What seemed ages later, the door sung open. The same nurse that dragged me here, removed the jacket and walked me to the cafeteria. I didn’t see Nicole there. Nobody has since the incident. I was worried. I didn’t spot her until the next morning as I was walking to the shower. I ran to her with such relief. As soon as I approach up to her, she was scared. I said good morning and tried talking to her but she kept backing away from me while looking down at the ground. I decided to get closer but the closer I have gotten the more she backed up. One of the nurses strongly advises that I go take a shower and let her be. I didn’t get it. Does she hate me? Did she think this was my fault? Should I have let her cry in the middle of the hallway? She kept her distance from me for a week. It was devastating. She slowly turned around and we were friends again. I wanted to ask her what happened, but I was afraid it would trigger her so I didn’t ask. It was just nice to have my friend back.

As you can see, the psych ward was a place of a community and making a second family, but it had it’s down side. It was just as complicated as our minds. I don’t like rewinding to that time period, but I want to share my story to hopefully kick this imagery that people think about psych wards and their assumptions about the people who are in there. People have this notion, we are animals ready to kill people or do extreme actions. Come to find out its bunch of people with big hearts, because they know what pain feels like. They know it’s like being judged and misunderstood. They know what it’s like to be at the edge. They wouldn’t want to wish that for anybody.

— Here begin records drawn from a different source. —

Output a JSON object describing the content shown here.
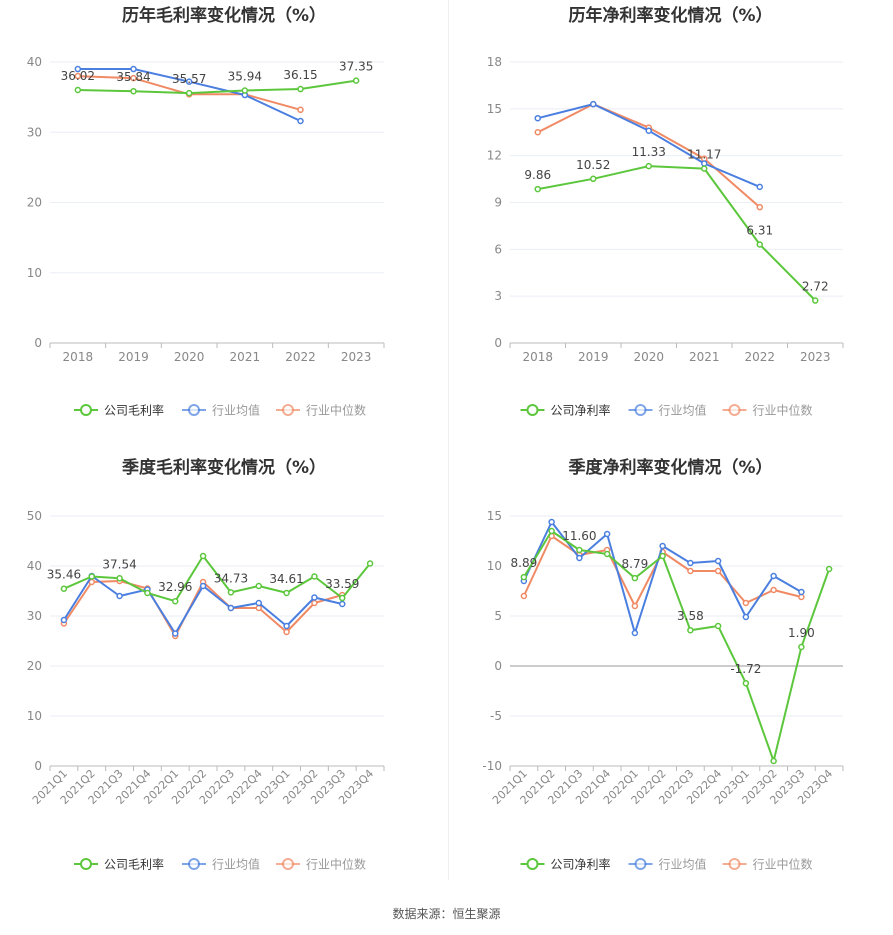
{
  "source_label": "数据来源：恒生聚源",
  "colors": {
    "company": "#5cc73c",
    "industry_avg": "#4a7fe0",
    "industry_median": "#f08a64",
    "axis": "#bbbbbb",
    "grid": "#eaeef6",
    "tick": "#888888",
    "title": "#333333"
  },
  "chart_data": [
    {
      "id": "annual-gross",
      "type": "line",
      "title": "历年毛利率变化情况（%）",
      "categories": [
        "2018",
        "2019",
        "2020",
        "2021",
        "2022",
        "2023"
      ],
      "ylim": [
        0,
        40
      ],
      "yticks": [
        0,
        10,
        20,
        30,
        40
      ],
      "series": [
        {
          "name": "公司毛利率",
          "key": "company",
          "values": [
            36.02,
            35.84,
            35.57,
            35.94,
            36.15,
            37.35
          ],
          "labels": [
            "36.02",
            "35.84",
            "35.57",
            "35.94",
            "36.15",
            "37.35"
          ]
        },
        {
          "name": "行业均值",
          "key": "industry_avg",
          "values": [
            39.0,
            39.0,
            37.2,
            35.3,
            31.6,
            null
          ]
        },
        {
          "name": "行业中位数",
          "key": "industry_median",
          "values": [
            38.0,
            37.7,
            35.4,
            35.4,
            33.2,
            null
          ]
        }
      ]
    },
    {
      "id": "annual-net",
      "type": "line",
      "title": "历年净利率变化情况（%）",
      "categories": [
        "2018",
        "2019",
        "2020",
        "2021",
        "2022",
        "2023"
      ],
      "ylim": [
        0,
        18
      ],
      "yticks": [
        0,
        3,
        6,
        9,
        12,
        15,
        18
      ],
      "series": [
        {
          "name": "公司净利率",
          "key": "company",
          "values": [
            9.86,
            10.52,
            11.33,
            11.17,
            6.31,
            2.72
          ],
          "labels": [
            "9.86",
            "10.52",
            "11.33",
            "11.17",
            "6.31",
            "2.72"
          ]
        },
        {
          "name": "行业均值",
          "key": "industry_avg",
          "values": [
            14.4,
            15.3,
            13.6,
            11.5,
            10.0,
            null
          ]
        },
        {
          "name": "行业中位数",
          "key": "industry_median",
          "values": [
            13.5,
            15.3,
            13.8,
            11.8,
            8.7,
            null
          ]
        }
      ]
    },
    {
      "id": "quarterly-gross",
      "type": "line",
      "title": "季度毛利率变化情况（%）",
      "categories": [
        "2021Q1",
        "2021Q2",
        "2021Q3",
        "2021Q4",
        "2022Q1",
        "2022Q2",
        "2022Q3",
        "2022Q4",
        "2023Q1",
        "2023Q2",
        "2023Q3",
        "2023Q4"
      ],
      "ylim": [
        0,
        50
      ],
      "yticks": [
        0,
        10,
        20,
        30,
        40,
        50
      ],
      "series": [
        {
          "name": "公司毛利率",
          "key": "company",
          "values": [
            35.46,
            37.9,
            37.54,
            34.6,
            32.96,
            42.0,
            34.73,
            36.0,
            34.61,
            37.9,
            33.59,
            40.5
          ],
          "labels": [
            "35.46",
            "",
            "37.54",
            "",
            "32.96",
            "",
            "34.73",
            "",
            "34.61",
            "",
            "33.59",
            ""
          ]
        },
        {
          "name": "行业均值",
          "key": "industry_avg",
          "values": [
            29.2,
            38.0,
            34.0,
            35.3,
            26.5,
            36.0,
            31.6,
            32.6,
            28.0,
            33.7,
            32.4,
            null
          ]
        },
        {
          "name": "行业中位数",
          "key": "industry_median",
          "values": [
            28.5,
            36.8,
            37.0,
            35.5,
            26.0,
            36.8,
            31.6,
            31.6,
            26.8,
            32.6,
            34.2,
            null
          ]
        }
      ]
    },
    {
      "id": "quarterly-net",
      "type": "line",
      "title": "季度净利率变化情况（%）",
      "categories": [
        "2021Q1",
        "2021Q2",
        "2021Q3",
        "2021Q4",
        "2022Q1",
        "2022Q2",
        "2022Q3",
        "2022Q4",
        "2023Q1",
        "2023Q2",
        "2023Q3",
        "2023Q4"
      ],
      "ylim": [
        -10,
        15
      ],
      "yticks": [
        -10,
        -5,
        0,
        5,
        10,
        15
      ],
      "series": [
        {
          "name": "公司净利率",
          "key": "company",
          "values": [
            8.89,
            13.5,
            11.6,
            11.2,
            8.79,
            11.0,
            3.58,
            4.0,
            -1.72,
            -9.5,
            1.9,
            9.7
          ],
          "labels": [
            "8.89",
            "",
            "11.60",
            "",
            "8.79",
            "",
            "3.58",
            "",
            "-1.72",
            "",
            "1.90",
            ""
          ]
        },
        {
          "name": "行业均值",
          "key": "industry_avg",
          "values": [
            8.5,
            14.4,
            10.8,
            13.2,
            3.3,
            12.0,
            10.3,
            10.5,
            4.9,
            9.0,
            7.4,
            null
          ]
        },
        {
          "name": "行业中位数",
          "key": "industry_median",
          "values": [
            7.0,
            13.0,
            11.1,
            11.6,
            6.0,
            11.4,
            9.5,
            9.5,
            6.3,
            7.6,
            6.9,
            null
          ]
        }
      ]
    }
  ]
}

These are people who usually care TOO much or once cared so much and have been betrayed. They love to laugh, dance, and just want to feel human once in a while. Sick of the darkness they have been for all this time. At the end of the day, they are no different from you and I. We are all just people who are trying our best. Some people it’s a little more difficult than others. But once you realize we are all people then the stigma can start to break down. Then you will finally realize we all are just trying to adult one day at a time.